Artigo em Inglês | MEDLINE | ID: mdl-29973758

RESUMO

Twenty five percent of total liver volume (TLV) is considered as the ideal functional liver remnant (FLR) in major liver resections. In patients with macro-vesicular steatosis, early cirrhosis, and post-neoadjuvant chemotherapy (NACT), hepatocellular injury is common. In such instances, up to 40% of FLR may be required. So in cases of marginal FLR, pre-operative portal vein (PV) embolization or two-stage hepatectomy with PV occlusion is used. Both of which take up to 14 weeks between stages and 30% of patients fail to reach the second resection either due to inadequate FLR growth or disease progression. Associated liver partition and portal vein ligation (ALPPS) procedure has become the gold standard for those cases. A 57-year-old male presented with rectosigmoid growth + multiple right liver and segment 4B metastases. Post-NACT MRI showed interval progression of lesions. Preoperative CT (computed tomography) volumetric scan showed a FLR/TLV (future liver remnant/total liver volume) of 22%. Since patient received 10 cycles of NACT, ALPPS procedure was planned ahead of direct liver resection.
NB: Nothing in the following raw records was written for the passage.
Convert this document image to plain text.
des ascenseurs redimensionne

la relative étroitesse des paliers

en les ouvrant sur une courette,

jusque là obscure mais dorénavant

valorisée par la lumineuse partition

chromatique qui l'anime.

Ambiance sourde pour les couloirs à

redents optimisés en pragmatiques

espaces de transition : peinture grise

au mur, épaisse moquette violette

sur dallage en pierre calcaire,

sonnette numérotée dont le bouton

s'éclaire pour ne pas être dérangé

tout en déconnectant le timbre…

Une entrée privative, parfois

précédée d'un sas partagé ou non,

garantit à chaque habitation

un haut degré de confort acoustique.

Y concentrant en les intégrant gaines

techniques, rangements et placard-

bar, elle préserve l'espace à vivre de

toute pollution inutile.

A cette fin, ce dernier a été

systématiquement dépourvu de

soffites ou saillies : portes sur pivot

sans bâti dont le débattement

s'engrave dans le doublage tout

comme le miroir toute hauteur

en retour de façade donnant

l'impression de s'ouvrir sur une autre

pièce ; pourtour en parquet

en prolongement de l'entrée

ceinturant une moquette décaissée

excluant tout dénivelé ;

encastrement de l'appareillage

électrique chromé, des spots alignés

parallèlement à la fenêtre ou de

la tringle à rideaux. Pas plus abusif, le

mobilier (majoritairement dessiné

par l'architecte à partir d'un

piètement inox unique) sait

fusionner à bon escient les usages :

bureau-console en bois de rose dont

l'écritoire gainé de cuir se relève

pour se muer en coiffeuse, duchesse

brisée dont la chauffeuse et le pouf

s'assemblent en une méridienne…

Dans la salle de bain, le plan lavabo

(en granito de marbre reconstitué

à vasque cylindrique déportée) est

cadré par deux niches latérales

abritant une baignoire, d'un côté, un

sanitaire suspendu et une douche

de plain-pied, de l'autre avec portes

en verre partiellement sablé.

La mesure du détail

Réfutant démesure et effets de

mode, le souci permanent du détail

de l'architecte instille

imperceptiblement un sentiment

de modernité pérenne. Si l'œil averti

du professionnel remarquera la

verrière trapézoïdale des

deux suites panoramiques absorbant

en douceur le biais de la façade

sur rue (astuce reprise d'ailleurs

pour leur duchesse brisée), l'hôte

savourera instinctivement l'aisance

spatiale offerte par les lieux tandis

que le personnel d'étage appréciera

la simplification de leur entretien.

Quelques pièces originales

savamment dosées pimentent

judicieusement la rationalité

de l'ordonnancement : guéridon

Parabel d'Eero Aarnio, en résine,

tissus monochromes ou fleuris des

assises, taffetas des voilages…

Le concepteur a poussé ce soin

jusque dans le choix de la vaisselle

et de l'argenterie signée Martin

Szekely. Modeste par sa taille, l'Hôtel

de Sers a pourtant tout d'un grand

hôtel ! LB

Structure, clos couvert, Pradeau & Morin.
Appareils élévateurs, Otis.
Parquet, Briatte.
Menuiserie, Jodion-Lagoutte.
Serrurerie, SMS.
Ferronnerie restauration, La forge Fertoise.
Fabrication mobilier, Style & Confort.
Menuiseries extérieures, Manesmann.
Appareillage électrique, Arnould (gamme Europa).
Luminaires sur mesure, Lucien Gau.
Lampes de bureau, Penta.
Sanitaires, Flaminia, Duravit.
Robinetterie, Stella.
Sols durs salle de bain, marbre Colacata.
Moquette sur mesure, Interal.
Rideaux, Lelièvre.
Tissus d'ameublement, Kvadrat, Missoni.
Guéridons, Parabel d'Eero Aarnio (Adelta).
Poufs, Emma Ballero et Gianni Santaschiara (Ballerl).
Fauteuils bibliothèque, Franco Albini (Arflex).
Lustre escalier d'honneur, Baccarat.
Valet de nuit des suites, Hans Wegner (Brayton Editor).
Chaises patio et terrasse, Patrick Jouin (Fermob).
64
Robotic ALPPS stage 1 sparing left lateral segment and 4A + anterior resection was done. We transected the parenchyma between the FLR and the diseased part of the liver with concomitant right portal vein ligation done robotically. CT abdomen done on POD7 showed hypertrophied left lateral segment. Second stage was performed on the eighth post-operative day with FLR/TLV increasing to 37%. Robotic ALPPS procedure for stage one is a safe and feasible technique in experienced centers with advanced robotic skills.